“Up on the Bowery somewhere,” Tom explained. “It’s time for her to ’tend to business, an’ she ’lowed she’d better leave, ’cause we wouldn’t want a girl hangin’ ’round.”
“But we would;” and Master Shindle spoke very decidedly. “She’s been mighty good to me, an’ I want to tell her I won’t forget it.”
“You’ll have plenty of chance to do that. Just now we’ve got to go right up to the house an’ straighten things out. When you didn’t come yesterday, mother thought you wouldn’t be here at all, an’ we must tell her how it happened.”
“Besides, you don’t want to lug that valise ’round town,” Bob added, “’cause we’re goin’ to put you through this city in great shape, an’ can’t be bothered with a lot of baggage.”
Although the boys appeared so eager to go home, it was fully ten minutes before Josiah could answer all the questions asked by them.

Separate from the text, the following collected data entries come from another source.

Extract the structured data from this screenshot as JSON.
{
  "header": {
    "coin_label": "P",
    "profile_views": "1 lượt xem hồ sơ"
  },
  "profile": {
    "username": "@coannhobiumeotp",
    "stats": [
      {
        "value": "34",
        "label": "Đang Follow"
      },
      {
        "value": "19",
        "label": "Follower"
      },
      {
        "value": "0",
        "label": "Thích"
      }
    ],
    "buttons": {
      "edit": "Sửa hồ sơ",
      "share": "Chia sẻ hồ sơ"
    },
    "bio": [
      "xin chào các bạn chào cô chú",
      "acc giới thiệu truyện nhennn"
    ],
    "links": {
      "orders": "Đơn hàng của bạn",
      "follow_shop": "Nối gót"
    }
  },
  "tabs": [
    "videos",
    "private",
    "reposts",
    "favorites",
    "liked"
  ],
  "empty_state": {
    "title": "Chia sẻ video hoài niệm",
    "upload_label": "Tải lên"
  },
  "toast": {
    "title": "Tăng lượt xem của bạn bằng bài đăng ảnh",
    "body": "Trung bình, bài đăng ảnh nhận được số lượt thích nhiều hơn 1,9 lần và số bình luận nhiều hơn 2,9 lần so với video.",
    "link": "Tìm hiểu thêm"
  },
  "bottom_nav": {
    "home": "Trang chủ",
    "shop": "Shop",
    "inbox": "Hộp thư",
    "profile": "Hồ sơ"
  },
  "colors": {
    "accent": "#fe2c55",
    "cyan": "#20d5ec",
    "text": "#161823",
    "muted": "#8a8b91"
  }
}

They wanted to know how the calf had thriven since their visit to the farm, inquired particularly concerning Towser, and were eager to learn what would be the prospect for a good crop of turtles next spring.
When Master Shindle had satisfied their curiosity regarding every animal on the farm, Tom asked with mild solicitude after Mr. and Mrs. Shindle.
The visitor was also called upon to tell how many days he had spent weeding carrots, if the harvest had been plentiful, and whether woodchucks allowed themselves to be killed as readily as Josiah had intimated during the previous summer.
Then he in turn learned all that could be told in a brief way regarding the twins and Jimmy, and the benefit resulting from their visit to Berry’s Corner.
“It seems like as if they’d kept right on growin’ fat jest thinkin’ of the farm,” Tom said. “Bob an’ me promised they should go out agin before the cold weather came, but business was dull, an’ we couldn’t scrape up cash enough to pay the fares. We’re comin’ next summer, though. How many woodchucks did you kill?”